Crowdsourcing ideas

What if you could use a lensless, portable microscope to detect microbes in the air? This did not occur to the designers of the apparatus, which cost hundreds of thousands of pounds to develop but was lying unused in a storeroom at Oxford University. But it did occur to James Dash, a 15-year-old pupil at John Hampden Grammar School in High Wycombe, Buckinghamshire. His winning proposal was one of 51 entries in a competition run by Marblar, a website for crowdsourcing ideas.

CyMap, researchers’ name for the device, is one of countless clever gizmos and techniques mothballed as solutions in search of a problem. An estimated 95% of all technologies coming out of universities never make it to the real world. Marblar, which was launched in September by a bunch of PhD students in Britain, aims to harness the collective imagination to prevent such waste. Other ongoing competitions invite people to come up with uses for a new kind of foam, a probe inspired by a wasp sting or paint-guns to squirt layers of paint just few molecules across.

The original inventors pay a small fee to post a challenge on Marblar’s website, using videos and slideshows to explain in plain English how their technology works. Geeks of all ages then submit their ideas about what it might be used for. Other users rate these before the inventors themselves pick the winner, who typically receives a cash prize of about £500 ($800). In future, says Daniel Perez, one of Marblar’s co-founders, winners may be invited to partner with the inventors and gain a stake in the commercialisation of their joint intellectual effort.

Marblar will not eliminate all waste.

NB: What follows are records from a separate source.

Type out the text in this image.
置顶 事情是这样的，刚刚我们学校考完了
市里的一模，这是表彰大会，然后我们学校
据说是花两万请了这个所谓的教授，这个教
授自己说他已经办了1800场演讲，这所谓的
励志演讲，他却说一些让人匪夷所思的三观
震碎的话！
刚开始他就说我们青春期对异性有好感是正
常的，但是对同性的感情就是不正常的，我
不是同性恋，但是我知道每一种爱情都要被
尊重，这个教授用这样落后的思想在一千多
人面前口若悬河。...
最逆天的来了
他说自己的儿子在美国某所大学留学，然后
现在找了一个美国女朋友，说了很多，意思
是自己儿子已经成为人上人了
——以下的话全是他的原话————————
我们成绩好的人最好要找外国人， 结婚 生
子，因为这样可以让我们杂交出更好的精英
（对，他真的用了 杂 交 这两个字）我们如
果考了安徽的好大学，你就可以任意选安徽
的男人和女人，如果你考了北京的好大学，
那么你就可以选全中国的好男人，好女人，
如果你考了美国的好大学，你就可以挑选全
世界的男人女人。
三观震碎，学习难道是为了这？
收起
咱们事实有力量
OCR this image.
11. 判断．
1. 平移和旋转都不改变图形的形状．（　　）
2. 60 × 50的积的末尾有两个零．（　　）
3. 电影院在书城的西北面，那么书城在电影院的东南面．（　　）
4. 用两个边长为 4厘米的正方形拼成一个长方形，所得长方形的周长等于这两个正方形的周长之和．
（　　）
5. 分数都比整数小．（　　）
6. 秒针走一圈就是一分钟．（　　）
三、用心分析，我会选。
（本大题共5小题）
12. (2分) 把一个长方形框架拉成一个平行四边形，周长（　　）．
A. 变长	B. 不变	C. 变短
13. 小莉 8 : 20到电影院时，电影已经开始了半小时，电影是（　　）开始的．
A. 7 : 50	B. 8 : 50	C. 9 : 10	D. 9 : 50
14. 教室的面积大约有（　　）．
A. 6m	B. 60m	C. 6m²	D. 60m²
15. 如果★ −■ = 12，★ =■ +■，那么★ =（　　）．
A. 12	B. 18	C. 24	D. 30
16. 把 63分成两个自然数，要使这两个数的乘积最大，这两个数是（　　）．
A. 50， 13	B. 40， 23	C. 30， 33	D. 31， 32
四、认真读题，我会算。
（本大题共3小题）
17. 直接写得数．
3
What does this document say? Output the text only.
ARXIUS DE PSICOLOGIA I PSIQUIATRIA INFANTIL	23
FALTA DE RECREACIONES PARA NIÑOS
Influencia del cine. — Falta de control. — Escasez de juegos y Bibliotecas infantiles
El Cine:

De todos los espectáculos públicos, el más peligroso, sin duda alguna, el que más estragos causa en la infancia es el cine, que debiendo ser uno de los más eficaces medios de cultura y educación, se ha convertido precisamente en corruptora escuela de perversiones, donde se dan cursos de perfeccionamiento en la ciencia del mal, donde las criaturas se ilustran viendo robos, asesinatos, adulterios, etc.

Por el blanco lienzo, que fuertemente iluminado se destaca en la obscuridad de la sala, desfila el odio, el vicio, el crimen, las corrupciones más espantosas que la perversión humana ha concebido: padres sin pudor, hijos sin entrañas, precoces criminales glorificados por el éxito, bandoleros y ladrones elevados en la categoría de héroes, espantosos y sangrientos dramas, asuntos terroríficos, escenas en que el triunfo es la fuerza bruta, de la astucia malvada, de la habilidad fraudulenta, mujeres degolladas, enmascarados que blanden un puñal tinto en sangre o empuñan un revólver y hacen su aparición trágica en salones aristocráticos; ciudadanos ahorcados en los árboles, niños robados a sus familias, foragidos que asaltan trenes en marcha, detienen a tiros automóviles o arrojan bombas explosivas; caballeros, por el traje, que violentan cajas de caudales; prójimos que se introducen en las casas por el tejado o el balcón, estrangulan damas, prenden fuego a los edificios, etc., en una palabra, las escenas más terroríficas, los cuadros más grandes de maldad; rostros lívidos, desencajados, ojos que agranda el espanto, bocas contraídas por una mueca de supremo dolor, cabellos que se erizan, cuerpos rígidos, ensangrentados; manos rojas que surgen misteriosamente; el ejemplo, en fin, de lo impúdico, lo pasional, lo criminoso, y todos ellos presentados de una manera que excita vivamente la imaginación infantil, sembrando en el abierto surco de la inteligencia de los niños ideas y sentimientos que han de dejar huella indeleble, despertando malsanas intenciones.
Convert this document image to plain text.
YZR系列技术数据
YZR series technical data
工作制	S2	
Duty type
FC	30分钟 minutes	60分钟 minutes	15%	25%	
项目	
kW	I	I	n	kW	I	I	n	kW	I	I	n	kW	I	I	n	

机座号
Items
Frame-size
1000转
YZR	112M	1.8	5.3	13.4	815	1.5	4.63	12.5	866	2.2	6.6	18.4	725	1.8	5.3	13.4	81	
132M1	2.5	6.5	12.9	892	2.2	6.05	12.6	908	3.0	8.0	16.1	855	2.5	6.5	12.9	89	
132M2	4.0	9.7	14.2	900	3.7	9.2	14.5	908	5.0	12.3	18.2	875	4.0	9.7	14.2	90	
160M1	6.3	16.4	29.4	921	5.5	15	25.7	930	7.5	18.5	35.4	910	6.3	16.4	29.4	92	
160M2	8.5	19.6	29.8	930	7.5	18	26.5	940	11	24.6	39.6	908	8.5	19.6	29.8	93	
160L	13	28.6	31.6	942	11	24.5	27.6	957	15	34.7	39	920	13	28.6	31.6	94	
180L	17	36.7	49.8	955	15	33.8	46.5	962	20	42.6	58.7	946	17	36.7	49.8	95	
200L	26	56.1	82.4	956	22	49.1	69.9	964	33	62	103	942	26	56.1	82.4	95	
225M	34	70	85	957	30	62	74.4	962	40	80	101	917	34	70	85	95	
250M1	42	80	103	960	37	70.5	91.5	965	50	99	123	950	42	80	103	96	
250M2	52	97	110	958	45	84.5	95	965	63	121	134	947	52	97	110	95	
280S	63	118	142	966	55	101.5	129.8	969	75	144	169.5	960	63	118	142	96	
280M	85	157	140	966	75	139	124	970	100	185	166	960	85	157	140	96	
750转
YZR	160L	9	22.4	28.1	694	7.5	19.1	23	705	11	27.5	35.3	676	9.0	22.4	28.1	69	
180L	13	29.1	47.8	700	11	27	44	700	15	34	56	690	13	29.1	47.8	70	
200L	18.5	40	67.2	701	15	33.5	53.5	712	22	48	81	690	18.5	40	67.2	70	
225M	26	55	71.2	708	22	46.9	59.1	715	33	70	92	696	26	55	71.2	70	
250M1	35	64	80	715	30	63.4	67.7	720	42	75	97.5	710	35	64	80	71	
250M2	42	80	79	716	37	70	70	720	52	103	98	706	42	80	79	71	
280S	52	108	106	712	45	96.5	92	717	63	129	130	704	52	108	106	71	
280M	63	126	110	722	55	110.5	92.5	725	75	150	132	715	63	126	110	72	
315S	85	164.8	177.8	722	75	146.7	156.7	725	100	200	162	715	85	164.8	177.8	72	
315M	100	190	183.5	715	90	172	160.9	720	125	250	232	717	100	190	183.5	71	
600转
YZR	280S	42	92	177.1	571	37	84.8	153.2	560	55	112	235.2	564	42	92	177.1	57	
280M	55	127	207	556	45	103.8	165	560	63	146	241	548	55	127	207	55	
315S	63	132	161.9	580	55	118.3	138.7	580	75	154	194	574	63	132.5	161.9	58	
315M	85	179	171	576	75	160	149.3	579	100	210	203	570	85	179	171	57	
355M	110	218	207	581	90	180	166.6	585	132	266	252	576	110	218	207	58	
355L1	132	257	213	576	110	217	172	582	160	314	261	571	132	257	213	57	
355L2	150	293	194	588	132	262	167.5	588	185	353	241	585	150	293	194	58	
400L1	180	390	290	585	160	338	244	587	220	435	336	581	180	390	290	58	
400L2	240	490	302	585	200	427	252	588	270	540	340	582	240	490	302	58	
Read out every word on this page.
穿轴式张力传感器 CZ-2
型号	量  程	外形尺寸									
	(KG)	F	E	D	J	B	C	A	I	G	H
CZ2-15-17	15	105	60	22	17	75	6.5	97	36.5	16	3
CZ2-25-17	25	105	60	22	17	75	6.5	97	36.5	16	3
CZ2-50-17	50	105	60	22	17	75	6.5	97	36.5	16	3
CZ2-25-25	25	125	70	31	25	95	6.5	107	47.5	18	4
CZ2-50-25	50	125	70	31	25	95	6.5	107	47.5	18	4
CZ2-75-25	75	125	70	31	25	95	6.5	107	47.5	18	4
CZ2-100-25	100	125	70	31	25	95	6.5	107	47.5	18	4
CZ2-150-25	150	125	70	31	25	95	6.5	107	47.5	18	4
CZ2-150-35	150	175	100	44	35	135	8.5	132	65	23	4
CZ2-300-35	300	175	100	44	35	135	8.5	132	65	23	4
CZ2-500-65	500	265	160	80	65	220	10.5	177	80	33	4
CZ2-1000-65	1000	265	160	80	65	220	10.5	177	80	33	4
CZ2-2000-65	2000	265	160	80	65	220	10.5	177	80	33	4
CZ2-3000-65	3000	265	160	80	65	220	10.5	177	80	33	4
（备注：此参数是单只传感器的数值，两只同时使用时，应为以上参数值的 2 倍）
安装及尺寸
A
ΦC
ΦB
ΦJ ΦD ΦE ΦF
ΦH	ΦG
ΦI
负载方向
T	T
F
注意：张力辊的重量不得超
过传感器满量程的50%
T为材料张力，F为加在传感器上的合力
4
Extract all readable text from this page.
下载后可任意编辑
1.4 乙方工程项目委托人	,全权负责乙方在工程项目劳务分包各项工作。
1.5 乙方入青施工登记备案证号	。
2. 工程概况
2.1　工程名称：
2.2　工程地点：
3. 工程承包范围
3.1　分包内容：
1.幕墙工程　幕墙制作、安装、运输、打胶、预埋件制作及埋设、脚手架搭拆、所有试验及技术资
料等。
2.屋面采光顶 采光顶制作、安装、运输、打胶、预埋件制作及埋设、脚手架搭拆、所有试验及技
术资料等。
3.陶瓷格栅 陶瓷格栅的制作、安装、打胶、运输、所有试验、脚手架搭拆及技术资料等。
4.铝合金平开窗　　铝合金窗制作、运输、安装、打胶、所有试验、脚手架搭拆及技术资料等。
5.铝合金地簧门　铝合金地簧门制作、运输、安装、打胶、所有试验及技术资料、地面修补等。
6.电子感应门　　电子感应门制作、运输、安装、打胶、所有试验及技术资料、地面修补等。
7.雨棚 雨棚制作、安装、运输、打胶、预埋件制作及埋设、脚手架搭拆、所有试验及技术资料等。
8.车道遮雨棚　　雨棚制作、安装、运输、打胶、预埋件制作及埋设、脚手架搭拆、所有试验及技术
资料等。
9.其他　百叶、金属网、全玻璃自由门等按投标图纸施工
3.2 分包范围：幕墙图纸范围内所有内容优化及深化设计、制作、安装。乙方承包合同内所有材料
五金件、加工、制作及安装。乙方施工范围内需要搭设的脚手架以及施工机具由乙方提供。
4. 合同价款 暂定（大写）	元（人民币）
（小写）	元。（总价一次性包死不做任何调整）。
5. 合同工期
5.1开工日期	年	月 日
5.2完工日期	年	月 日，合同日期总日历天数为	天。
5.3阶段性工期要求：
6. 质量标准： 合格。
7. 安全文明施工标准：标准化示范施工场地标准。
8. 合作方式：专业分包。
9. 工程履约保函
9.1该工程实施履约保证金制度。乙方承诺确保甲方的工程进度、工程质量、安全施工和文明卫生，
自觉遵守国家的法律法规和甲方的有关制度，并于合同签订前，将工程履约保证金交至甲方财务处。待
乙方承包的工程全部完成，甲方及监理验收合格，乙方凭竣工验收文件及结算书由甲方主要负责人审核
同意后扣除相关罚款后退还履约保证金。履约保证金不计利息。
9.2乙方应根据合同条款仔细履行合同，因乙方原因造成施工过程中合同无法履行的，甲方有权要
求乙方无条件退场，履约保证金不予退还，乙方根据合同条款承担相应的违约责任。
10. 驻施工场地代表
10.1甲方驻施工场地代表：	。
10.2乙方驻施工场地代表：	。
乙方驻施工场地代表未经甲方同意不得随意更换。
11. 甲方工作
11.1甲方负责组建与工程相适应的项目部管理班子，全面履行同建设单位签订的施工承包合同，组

Many inventions have straightforward uses, says Lita Nelsen, director of the (rather busy) technology-licensing office of the Massachusetts Institute of Technology, all they need is better marketing. This is something technology transfer officers, often business-minded boffins who are able both to identify prospective licensees and explain the research to a non-scientist, may be better placed to do.

But Marblar is definitely onto something. IP group, a British venture-capital firm that invests in innovations spun out of universities, has ploughed about $600,000 into the start-up. It is already considering creating a company to commercialise a technology to glue strands of DNA without using an enzyme. In another challenge, a PhD student from Cambridge noticed that this is just the sort of thing he needed in his work on novel methods for drug delivery.